If we extrapolate my behaviour across the population as a whole (I know, it’s a stretch, but just for the sake of argument), it’s easy to see how the value of online services will increase — especially those that allow online, virtual networking, such as Zoom, whose share price is currently rocketing.

But the big problem for me is that I’m basically ignorant about the content provided by the vast bulk of online platforms, since until now I haven’t used them. What I would really like is a gatekeeper of some sort, to point me in the right direction. I don’t just mean advice, like: don’t bother with YouTube. I mean, supposing I’m on YouTube, which one of the billion or so channels should I look at? Which should I ignore? There’s no gatekeeper — instead, there’s just everyone else, and the algorithms deployed by YouTube and the others to bring certain channels to our attention.

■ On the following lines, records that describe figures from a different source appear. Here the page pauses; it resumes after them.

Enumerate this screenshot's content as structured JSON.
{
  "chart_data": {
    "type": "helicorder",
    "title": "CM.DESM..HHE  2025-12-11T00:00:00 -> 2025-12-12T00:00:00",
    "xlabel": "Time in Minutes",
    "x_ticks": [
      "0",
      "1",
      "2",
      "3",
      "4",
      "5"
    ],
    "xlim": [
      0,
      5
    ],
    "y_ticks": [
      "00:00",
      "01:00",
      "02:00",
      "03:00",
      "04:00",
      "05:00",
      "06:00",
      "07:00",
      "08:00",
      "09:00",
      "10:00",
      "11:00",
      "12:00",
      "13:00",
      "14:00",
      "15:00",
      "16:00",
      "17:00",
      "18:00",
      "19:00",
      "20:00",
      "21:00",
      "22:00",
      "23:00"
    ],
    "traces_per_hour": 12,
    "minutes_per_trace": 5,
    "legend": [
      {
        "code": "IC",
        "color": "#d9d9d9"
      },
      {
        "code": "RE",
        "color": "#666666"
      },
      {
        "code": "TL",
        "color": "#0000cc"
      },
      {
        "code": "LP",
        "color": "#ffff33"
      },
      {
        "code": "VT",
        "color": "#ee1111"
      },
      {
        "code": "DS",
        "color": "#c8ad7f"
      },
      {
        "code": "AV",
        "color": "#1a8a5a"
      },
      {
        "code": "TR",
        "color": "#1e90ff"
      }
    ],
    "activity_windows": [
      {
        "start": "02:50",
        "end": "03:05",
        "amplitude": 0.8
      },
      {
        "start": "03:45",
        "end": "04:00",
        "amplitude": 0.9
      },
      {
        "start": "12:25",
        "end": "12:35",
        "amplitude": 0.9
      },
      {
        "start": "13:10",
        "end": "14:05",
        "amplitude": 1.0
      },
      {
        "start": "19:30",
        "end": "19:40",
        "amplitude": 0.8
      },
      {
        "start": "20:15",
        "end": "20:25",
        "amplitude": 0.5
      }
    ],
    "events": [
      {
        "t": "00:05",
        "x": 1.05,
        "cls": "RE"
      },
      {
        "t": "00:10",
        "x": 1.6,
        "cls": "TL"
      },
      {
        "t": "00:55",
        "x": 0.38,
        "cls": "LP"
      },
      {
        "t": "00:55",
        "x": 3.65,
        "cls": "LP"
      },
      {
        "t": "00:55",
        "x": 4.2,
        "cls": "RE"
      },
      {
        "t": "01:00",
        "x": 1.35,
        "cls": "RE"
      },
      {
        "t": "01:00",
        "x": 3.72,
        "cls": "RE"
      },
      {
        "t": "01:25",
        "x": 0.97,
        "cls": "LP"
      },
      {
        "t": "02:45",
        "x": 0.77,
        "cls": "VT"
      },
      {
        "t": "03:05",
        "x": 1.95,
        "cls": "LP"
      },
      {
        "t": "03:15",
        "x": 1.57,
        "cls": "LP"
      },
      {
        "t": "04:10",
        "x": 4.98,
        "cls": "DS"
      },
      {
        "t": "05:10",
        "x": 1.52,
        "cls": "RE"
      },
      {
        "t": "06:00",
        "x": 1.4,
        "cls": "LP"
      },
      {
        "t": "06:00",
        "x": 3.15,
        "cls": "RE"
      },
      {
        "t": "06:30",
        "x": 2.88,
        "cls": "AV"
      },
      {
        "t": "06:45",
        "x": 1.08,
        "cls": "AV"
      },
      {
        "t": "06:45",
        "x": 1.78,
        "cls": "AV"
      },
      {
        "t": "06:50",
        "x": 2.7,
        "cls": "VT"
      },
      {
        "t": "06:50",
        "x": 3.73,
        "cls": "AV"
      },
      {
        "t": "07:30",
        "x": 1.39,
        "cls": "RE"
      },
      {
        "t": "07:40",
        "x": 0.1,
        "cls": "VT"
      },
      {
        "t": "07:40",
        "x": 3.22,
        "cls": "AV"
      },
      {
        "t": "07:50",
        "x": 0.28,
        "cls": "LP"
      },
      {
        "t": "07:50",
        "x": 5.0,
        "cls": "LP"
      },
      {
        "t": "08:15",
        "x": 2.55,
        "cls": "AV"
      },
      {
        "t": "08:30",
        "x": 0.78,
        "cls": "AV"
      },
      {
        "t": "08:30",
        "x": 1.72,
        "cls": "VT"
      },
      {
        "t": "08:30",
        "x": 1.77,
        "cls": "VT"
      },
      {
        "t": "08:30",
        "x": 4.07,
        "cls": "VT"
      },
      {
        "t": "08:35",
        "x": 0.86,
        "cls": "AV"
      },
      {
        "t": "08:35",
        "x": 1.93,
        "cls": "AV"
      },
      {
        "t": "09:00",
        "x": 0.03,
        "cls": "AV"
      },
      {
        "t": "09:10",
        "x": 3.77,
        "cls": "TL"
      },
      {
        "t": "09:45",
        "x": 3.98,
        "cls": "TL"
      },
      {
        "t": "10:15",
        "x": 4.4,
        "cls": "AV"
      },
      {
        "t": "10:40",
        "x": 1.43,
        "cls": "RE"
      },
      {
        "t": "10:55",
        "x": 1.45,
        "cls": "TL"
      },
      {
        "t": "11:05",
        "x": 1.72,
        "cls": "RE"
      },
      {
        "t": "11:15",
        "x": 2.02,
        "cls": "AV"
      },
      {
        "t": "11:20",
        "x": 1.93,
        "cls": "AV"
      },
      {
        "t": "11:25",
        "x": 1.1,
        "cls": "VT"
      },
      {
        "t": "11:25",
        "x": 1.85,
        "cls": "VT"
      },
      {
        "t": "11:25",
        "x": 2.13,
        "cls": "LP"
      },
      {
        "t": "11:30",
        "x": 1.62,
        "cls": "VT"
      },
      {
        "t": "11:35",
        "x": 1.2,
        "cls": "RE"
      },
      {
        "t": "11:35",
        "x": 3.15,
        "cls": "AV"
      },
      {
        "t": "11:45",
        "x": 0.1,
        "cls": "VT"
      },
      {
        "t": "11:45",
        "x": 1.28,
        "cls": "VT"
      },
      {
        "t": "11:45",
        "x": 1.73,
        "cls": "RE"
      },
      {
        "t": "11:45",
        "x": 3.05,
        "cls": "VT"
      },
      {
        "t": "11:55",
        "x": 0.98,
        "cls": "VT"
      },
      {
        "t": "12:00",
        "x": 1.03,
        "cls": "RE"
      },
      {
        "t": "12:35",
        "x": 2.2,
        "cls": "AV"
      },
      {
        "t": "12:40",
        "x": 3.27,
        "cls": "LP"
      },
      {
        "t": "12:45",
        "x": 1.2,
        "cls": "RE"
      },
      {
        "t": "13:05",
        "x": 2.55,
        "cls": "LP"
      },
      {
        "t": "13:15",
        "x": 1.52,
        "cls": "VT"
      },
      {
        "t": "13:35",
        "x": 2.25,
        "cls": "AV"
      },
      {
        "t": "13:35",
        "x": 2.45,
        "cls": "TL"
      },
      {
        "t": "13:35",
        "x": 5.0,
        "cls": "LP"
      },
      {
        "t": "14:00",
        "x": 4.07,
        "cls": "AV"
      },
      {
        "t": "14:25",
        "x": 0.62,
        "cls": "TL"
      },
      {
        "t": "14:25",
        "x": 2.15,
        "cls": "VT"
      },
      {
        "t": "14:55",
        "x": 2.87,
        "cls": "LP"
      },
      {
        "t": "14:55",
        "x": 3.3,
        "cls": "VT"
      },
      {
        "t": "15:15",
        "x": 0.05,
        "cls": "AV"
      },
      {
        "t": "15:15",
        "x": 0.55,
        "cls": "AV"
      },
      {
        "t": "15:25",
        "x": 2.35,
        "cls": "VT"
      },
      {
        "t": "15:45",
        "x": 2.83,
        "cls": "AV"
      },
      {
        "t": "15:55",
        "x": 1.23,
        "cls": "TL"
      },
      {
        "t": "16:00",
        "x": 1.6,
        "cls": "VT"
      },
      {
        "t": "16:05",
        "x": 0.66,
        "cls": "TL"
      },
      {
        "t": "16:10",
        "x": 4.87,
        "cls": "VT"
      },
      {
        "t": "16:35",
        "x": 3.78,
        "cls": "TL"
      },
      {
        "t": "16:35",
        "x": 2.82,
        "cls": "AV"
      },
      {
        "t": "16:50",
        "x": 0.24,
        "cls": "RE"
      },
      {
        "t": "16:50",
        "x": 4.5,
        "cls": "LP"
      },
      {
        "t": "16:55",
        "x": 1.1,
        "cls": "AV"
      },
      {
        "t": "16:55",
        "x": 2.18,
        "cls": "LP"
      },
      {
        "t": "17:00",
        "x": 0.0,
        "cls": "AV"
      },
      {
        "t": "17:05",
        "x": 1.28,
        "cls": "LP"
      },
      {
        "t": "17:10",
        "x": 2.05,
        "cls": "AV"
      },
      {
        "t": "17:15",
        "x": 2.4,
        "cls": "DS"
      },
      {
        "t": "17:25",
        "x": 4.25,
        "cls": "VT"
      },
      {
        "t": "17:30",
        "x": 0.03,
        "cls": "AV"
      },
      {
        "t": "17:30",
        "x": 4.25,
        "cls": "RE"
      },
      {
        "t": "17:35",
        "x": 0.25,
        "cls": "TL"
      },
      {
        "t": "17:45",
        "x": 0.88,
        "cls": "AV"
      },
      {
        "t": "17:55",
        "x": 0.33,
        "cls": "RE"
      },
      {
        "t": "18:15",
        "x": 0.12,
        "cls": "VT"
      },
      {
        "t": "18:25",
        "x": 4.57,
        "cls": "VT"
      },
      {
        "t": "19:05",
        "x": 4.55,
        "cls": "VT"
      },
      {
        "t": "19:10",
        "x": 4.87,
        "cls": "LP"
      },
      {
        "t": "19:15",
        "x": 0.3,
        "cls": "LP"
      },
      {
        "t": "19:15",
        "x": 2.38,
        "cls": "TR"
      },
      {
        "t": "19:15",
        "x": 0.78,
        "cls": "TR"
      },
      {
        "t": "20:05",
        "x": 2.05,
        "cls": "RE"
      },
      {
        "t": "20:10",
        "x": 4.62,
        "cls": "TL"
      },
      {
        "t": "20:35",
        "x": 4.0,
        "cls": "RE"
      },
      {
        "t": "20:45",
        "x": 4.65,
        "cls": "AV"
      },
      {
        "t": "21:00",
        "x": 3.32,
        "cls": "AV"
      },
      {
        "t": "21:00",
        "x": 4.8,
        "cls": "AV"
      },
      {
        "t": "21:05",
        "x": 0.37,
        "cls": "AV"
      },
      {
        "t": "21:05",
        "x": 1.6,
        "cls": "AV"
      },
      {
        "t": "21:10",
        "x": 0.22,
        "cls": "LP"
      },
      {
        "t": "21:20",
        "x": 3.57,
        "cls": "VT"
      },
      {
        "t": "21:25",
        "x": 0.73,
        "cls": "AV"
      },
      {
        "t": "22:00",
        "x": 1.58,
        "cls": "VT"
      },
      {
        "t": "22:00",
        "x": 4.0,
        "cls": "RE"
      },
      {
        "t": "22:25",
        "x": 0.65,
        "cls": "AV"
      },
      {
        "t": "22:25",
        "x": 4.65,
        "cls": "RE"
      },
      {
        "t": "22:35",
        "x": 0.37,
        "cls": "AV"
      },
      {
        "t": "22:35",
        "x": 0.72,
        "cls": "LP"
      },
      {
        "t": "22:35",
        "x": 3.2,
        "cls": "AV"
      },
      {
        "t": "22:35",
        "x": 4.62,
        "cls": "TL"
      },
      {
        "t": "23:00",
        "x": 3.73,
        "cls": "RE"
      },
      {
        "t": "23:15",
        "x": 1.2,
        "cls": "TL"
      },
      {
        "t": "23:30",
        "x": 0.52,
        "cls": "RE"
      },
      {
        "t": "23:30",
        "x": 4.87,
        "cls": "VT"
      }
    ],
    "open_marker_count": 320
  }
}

These algorithms reward the amount of content that is uploaded as well as how new the video is (in addition to the number of viewers, the number of likes etc.). So even the questionable critical faculties of the mass of humanity (I mean, the Kardashians? Really? Why?) are not the sole driver of where one’s attention is focused on YouTube. It’s also how much stuff has been uploaded and how recently.

That structure opens the door to success through drivel (and also incentivises the use of bots to ‘view’ and ‘like’ content). Drivel, provided in huge quantities, will rise to the top and draw the attention of naïve new users such as this author. How about, for example, 5-Minute Crafts? What could be better? Learn how to make a paper swan or something in only five minutes. I know, who wants a paper swan? But if I can’t have the pub, maybe I do.

It turns out that some of the ‘life hacks’ presented on that channel and others are obviously false (such as the proposition that by applying apple cider vinegar to a bruise you will make the bruise disappear within an hour or so). And some are downright dangerous (such as turning strawberries white — for what purpose is unclear — by dousing them in bleach, before eating them). More generally, though, it’s absolutely extraordinary just how much content there is on this channel, as on so many others. Who creates this stuff? Why?

Someone, somewhere, is taking the opportunity provided by these platforms extremely seriously, and is using it to bombard naïve users like me with the utterest tripe imaginable. No doubt the money is good, but the overwhelming impact (for me anyway) is dilution: dilution of interest on my part; dilution of material that might otherwise have been interesting. The structure of the algorithms rewards massive quantity over quality, so the good stuff, presuming it exists at all, is swamped by the rubbish. The only way the rubbish can win is by being produced in colossal quantities. So that is what happens.

YouTube and the others should perhaps introduce a quantity constraint to their algorithm. Just as we are only allowed out once a day, so (for example) it might only be the first thousand uploads that can influence the positioning of a certain channel on YouTube. Then the trade-off between quantity and quality would improve in favour of quality (at least until the providers of rubbish find another way to advance their material).

The very fact that I’m contemplating such things, or looking at YouTube at all, is evidence that my trade-offs have changed thanks to the tightening of my non-budgetary constraints. A month ago, I would have dismissed the idea of even thinking about this. I’d much rather go to the pub.